Of course, the Ravens’ motivation in signing Smith to a three-year, $11.5 million in March went beyond the number of passes he’ll catch as the offense lacked vocal leadership and swagger last season following the trade of veteran wideout Anquan Boldin. Smith has already shown he isn’t afraid to stir the pot as he mixed it up with cornerback Lardarius Webb during last month’s mandatory minicamp.
He’ll need to be productive on the field to authentically establish himself as a leader, but the early returns suggest both sides of the ball have benefited from his competitive fire during practices. It’s a reputation that was well known to the Ravens long before the veteran stepped foot in Owings Mills this spring.
“We get another defensive guy playing offense with Steve coming over,” linebacker Terrell Suggs said. “This is one guy last year [who defensive coordinator] Dean Pees told us not to anger, and it was a preseason game. The goal was to do our time and get out of there. It’s great to have him on our team.”
Smith’s ability to rebound from an underwhelming 745-yard season a year ago will go a long way in determining whether the Ravens can substantially improve their 29th-ranked offense in 2013. He doesn’t need to be a 1,000-yard receiver, but the veteran will be asked to catch shorter passes and help move the chains on third down, an area in which the Ravens ranked only 20th last season.

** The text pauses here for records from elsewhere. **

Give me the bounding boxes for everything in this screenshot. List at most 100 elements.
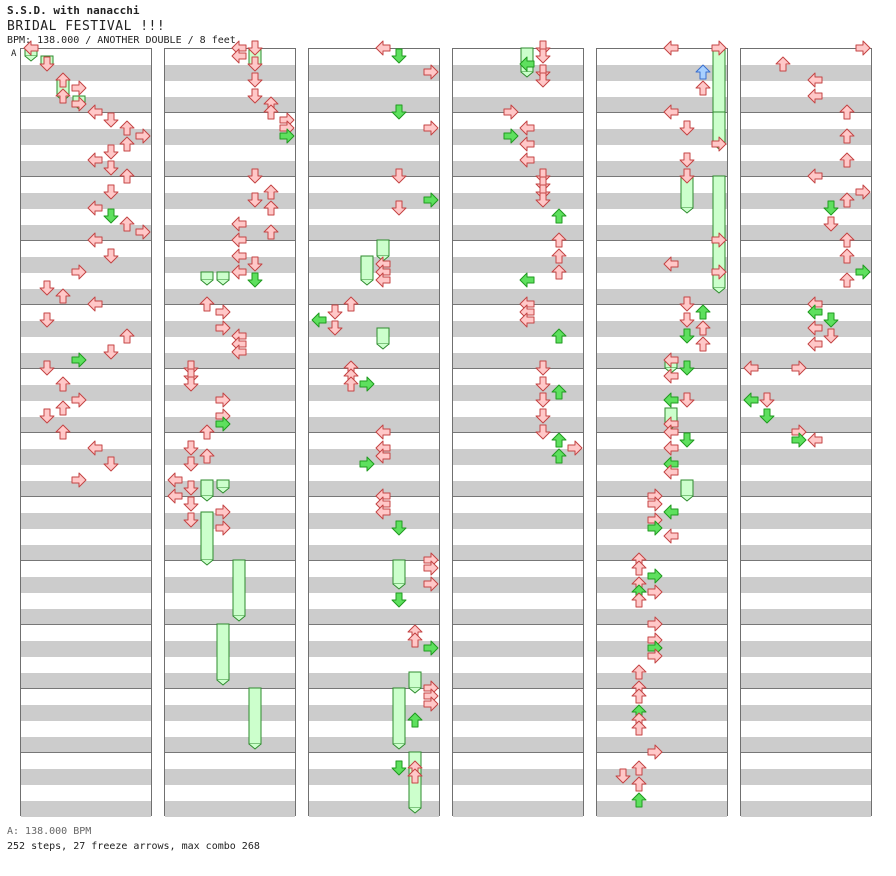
beat-stripe [21, 737, 151, 753]
bpm-marker: A [11, 49, 17, 59]
bpm-legend: A: 138.000 BPM [7, 826, 92, 837]
beat-stripe [309, 673, 439, 689]
beat-stripe [21, 129, 151, 145]
measure-line [21, 432, 151, 433]
beat-stripe [597, 801, 727, 817]
measure-line [165, 688, 295, 689]
beat-stripe [741, 513, 871, 529]
beat-stripe [309, 65, 439, 81]
beat-stripe [309, 257, 439, 273]
beat-stripe [309, 545, 439, 561]
beat-stripe [21, 65, 151, 81]
measure-line [453, 496, 583, 497]
beat-stripe [741, 609, 871, 625]
beat-stripe [453, 161, 583, 177]
measure-line [453, 304, 583, 305]
measure-line [309, 368, 439, 369]
beat-stripe [309, 417, 439, 433]
beat-stripe [597, 257, 727, 273]
beat-stripe [453, 801, 583, 817]
beat-stripe [453, 705, 583, 721]
beat-stripe [21, 193, 151, 209]
beat-stripe [741, 193, 871, 209]
beat-stripe [741, 449, 871, 465]
beat-stripe [741, 705, 871, 721]
beat-stripe [21, 449, 151, 465]
beat-stripe [165, 161, 295, 177]
beat-stripe [165, 417, 295, 433]
measure-line [597, 240, 727, 241]
beat-stripe [741, 769, 871, 785]
beat-stripe [309, 449, 439, 465]
measure-line [597, 496, 727, 497]
beat-stripe [741, 481, 871, 497]
measure-line [597, 560, 727, 561]
beat-stripe [597, 513, 727, 529]
measure-line [21, 368, 151, 369]
measure-line [597, 304, 727, 305]
measure-line [741, 240, 871, 241]
measure-line [165, 240, 295, 241]
beat-stripe [309, 353, 439, 369]
beat-stripe [165, 65, 295, 81]
beat-stripe [741, 417, 871, 433]
measure-line [597, 624, 727, 625]
measure-line [21, 304, 151, 305]
measure-line [309, 304, 439, 305]
beat-stripe [597, 65, 727, 81]
beat-stripe [165, 609, 295, 625]
beat-stripe [309, 641, 439, 657]
measure-line [309, 752, 439, 753]
measure-line [165, 624, 295, 625]
beat-stripe [453, 577, 583, 593]
beat-stripe [21, 673, 151, 689]
measure-line [597, 752, 727, 753]
measure-line [597, 112, 727, 113]
measure-line [453, 688, 583, 689]
beat-stripe [597, 673, 727, 689]
beat-stripe [165, 545, 295, 561]
beat-stripe [597, 545, 727, 561]
measure-line [597, 432, 727, 433]
beat-stripe [597, 289, 727, 305]
beat-stripe [165, 769, 295, 785]
measure-line [741, 304, 871, 305]
beat-stripe [21, 609, 151, 625]
beat-stripe [309, 705, 439, 721]
measure-line [309, 560, 439, 561]
beat-stripe [453, 257, 583, 273]
beat-stripe [309, 769, 439, 785]
beat-stripe [165, 449, 295, 465]
beat-stripe [453, 353, 583, 369]
beat-stripe [453, 449, 583, 465]
chart-column-1 [20, 48, 152, 817]
beat-stripe [309, 481, 439, 497]
measure-line [165, 176, 295, 177]
beat-stripe [165, 97, 295, 113]
beat-stripe [165, 193, 295, 209]
measure-line [165, 496, 295, 497]
measure-line [597, 176, 727, 177]
measure-line [165, 432, 295, 433]
beat-stripe [21, 705, 151, 721]
beat-stripe [309, 609, 439, 625]
beat-stripe [453, 321, 583, 337]
beat-stripe [741, 353, 871, 369]
beat-stripe [309, 801, 439, 817]
measure-line [21, 560, 151, 561]
measure-line [597, 368, 727, 369]
beat-stripe [741, 673, 871, 689]
beat-stripe [309, 129, 439, 145]
beat-stripe [453, 545, 583, 561]
beat-stripe [309, 513, 439, 529]
chart-stats: 252 steps, 27 freeze arrows, max combo 2… [7, 841, 260, 852]
measure-line [21, 496, 151, 497]
beat-stripe [741, 289, 871, 305]
measure-line [453, 432, 583, 433]
beat-stripe [597, 321, 727, 337]
beat-stripe [309, 193, 439, 209]
beat-stripe [21, 97, 151, 113]
beat-stripe [453, 65, 583, 81]
beat-stripe [309, 225, 439, 241]
measure-line [453, 752, 583, 753]
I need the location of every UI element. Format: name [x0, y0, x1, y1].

The longtime Panther knows his career is winding down but thinks he’s found the ideal place to fit his personality.
“I’m lucky to even be here,” Smith said. “After you hit 35, you should be with a walker and all that stuff. I’m just happy to be playing ball and have the opportunity to play in a conference where it’s smash-mouth football, and I’m going to fit in perfectly [with] that.”
Pierce, Reid ready to go
The Ravens will conduct their first full-squad workout on Thursday morning and enter the summer with a short injury report as running back Bernard Pierce and offensive lineman Jah Reid both participated fully in Tuesday’s workout.
Pierce has now been cleared after undergoing offseason shoulder surgery while Reid was sidelined with a calf injury in the spring.
“These two days they both looked good. They both looked fine; they have no problems,” coach John Harbaugh said. “There are some full-speed-type drills out there, not contact, but the speed of it, and they had no problems. We’ll work them through the first two days. Thursday and Friday are both full speed, but they’re not full contact, so that’ll be another chance for them to take the next step that way. I don’t anticipate any problems.”
Defensive tackle Terrence Cody is the only veteran with a clear injury concern entering camp as he’s still recovering from offseason hip surgery. Harbaugh said the fifth-year lineman is progressing, but there is no clear target date of when he’ll return to the practice field.
Dumervil grateful for opportunity provided by Bowlen in Denver
With Wednesday’s news of Pat Bowlen stepping down as owner of the Denver Broncos due to Alzheimer’s disease, Ravens linebacker Elvis Dumervil offered his support after spending the first seven seasons of his career in Denver.
“He helped impact my life [and] my family for generations to come,” Dumervil said. “He was a great guy. He always asked about my health, and when I was out for the year [in 2010], we talked a bit. He was always great to me, and I was always grateful for that. When I heard about the news, it was a sad day for that.”